The architecture is designed so additional games can be added through a Games Registry without changing the underlying player or ranking systems.

How we built it

The frontend platform is built with Next.js and deployed on Vercel, while the racing experience runs as a Unity WebGL application embedded inside the web application.

One of the most interesting engineering challenges was building a communication bridge between Unity WebGL and the web platform. Unity submits completed race results through a JavaScript bridge, which forwards authenticated requests to the backend. After processing, the backend immediately returns information such as leaderboard position and personal best status back into Unity, allowing the game to display competitive results.

Player profiles, race history, rankings, and leaderboard data are stored in Amazon DynamoDB.

DynamoDB was chosen intentionally because the application performs predictable, high-volume key-value lookups where players frequently query:

  • their own profile
  • leaderboard rankings
  • recent race history
  • track records

These access patterns benefit from DynamoDB's single-digit millisecond latency while providing horizontal scalability without requiring schema migrations as the platform grows.

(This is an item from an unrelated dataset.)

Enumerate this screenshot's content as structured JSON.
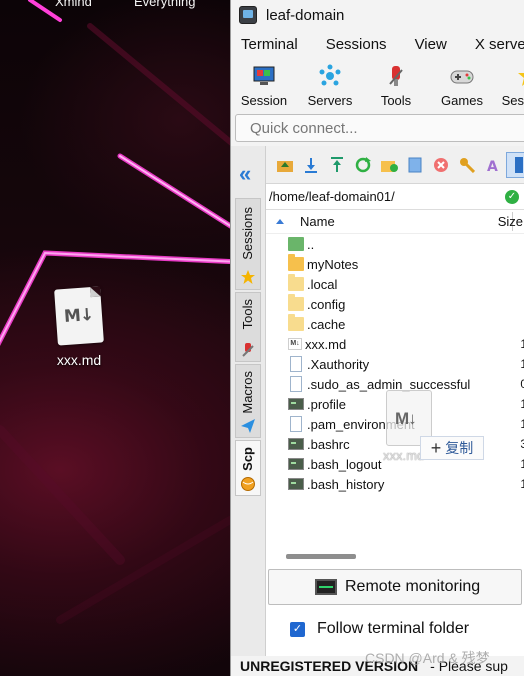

The platform is also designed around a Games Registry, making future game onboarding straightforward while preserving shared player identities across titles.

Challenges we ran into

The largest challenge was integrating Unity WebGL with the web application.

Passing authenticated race results from Unity into the browser, processing them through the backend, and then sending ranking information back into Unity required building a custom bidirectional bridge between Unity, JavaScript, and Next.js.

Another challenge was designing DynamoDB tables around real access patterns instead of treating the database as generic storage. Modeling player profiles, race history, and leaderboard queries efficiently required thinking about how the application would scale to millions of results submissions.

Accomplishments that we're proud of

  • Built a working competitive gaming platform.
  • Successfully integrated Unity WebGL with a modern Next.js application.
  • Designed a scalable DynamoDB-backed architecture around real-world access patterns.
  • Created a reusable player identity and profile system shared across games.
  • Implemented persistent leaderboards, rankings, race history etc.
  • Built the platform so additional games can be onboarded with minimal changes.

What we learned

This project reinforced that scalability starts with data modeling rather than infrastructure.

Designing DynamoDB around application access patterns simplified many parts of the backend while keeping the architecture flexible enough for future expansion.

We also learned that combining Unity WebGL with modern web technologies enables desktop-quality gameplay while retaining the advantages of a scalable web platform.

Most importantly, building a platform requires thinking beyond today's features and designing systems that future developers can build upon.

What's next for Gridzo

Gridzo is intended to become a multi-game competitive platform rather than a single-game website.

Future work includes:

  • Developer onboarding so studios can publish their own games on Gridzo.
  • Shared achievements and progression across games.
  • Cross-game player statistics.
  • Tournaments and seasonal events.
  • Matchmaking for real-time multiplayer titles.
  • Additional competitive games beyond Sky City Rush.
  • Global infrastructure expansion for lower latency worldwide.

The long-term vision is to provide reusable competitive infrastructure that lets developers focus on building great games instead of rebuilding identity, leaderboard, and progression systems for every project.